I watched him as he picked up my corset, swiftly hooking the front and unlacing the back. He set his cigarette down and moved to stand in front of me.
"Lean against me," he ordered, holding the corset between us. I did as he asked, my cheekbone level with his jaw as he slid his arms under mine and looked over my shoulder to lace my corset. His warmth bled into me and I found that he smelled of sunshine, clean sweat, and slightly of his cigarette. I rested my head on his chest, curling my head a little to tuck it under his jaw.
I closed my eyes as his hands worked the laces, tightening them until it was supportive, but not constricting.
"Does it hurt?" he asked, pulling back to look at me. I shook my head; it had ached a bit at first, but the pain had settled. He steadied me with one hand and with the other he cupped my injured cheek, his fingers gently fanning across the bruises.
I wasn't certain what to do. My surrender earlier, his response following, the gentle intimacy of his dressing me, overwhelmed me. I could feel the color in my cheeks and I looked down at his chest knowing I should move away, but I was unable to. I wanted his closeness, the comfort of him, and I was afraid of how soon he would take it back.
His lips pressed against mine, his mouth soft and warm, his kiss gentle and sweet, his arms wrapped around me, holding me.
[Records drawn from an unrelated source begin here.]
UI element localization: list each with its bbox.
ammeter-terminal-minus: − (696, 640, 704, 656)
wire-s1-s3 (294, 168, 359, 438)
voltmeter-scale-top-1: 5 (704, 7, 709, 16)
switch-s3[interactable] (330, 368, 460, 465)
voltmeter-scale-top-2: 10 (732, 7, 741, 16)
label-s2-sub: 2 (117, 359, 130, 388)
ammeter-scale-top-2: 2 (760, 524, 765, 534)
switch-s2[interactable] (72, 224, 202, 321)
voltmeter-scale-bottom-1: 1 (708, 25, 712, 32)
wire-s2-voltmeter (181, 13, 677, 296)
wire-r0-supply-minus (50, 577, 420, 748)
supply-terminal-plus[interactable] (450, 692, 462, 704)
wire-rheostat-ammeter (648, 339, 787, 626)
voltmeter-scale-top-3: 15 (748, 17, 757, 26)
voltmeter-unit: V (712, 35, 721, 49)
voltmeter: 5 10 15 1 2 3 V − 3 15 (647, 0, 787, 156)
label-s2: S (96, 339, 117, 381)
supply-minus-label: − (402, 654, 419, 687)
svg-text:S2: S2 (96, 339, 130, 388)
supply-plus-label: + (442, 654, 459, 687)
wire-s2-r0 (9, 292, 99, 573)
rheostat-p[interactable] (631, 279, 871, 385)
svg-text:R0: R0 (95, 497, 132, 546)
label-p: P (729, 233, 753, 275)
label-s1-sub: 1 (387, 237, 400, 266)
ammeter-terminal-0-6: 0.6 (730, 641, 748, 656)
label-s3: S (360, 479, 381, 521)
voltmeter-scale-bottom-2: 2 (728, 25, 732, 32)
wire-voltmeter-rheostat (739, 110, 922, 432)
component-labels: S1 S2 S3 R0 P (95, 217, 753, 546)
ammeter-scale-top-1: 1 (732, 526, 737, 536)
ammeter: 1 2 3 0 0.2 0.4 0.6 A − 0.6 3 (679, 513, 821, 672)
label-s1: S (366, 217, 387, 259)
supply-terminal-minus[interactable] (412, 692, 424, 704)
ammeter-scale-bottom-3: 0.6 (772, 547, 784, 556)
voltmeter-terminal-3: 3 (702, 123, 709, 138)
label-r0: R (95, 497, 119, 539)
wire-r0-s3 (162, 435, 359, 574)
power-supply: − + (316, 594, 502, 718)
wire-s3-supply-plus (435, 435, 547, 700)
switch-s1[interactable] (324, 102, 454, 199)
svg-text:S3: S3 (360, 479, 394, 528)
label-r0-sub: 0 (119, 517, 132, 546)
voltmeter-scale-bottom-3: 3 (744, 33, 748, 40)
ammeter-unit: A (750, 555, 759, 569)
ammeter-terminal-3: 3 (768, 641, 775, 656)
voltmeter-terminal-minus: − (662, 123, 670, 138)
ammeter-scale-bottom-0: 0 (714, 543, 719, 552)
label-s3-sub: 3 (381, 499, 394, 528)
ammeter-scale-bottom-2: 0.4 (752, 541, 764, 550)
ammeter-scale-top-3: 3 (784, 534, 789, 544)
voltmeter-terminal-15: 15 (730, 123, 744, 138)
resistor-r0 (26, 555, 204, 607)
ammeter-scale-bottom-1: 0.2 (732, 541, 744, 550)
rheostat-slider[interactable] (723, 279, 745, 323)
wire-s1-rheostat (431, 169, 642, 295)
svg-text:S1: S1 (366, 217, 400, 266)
My hand slid behind his neck, combing into his hair.
"You'll be okay?" He said, pulling back and looking down at me. I could see the worry in his eyes. I smiled at him shyly and nodded. After all that had passed between us one would've thought shyness would be the last emotion I felt, but I still didn't know entirely how to handle this man. I could handle match his anger, I could match his passion, I could defy him, but when he was sweet and gentle I couldn't get a handle on what I was supposed to do, or where I stood.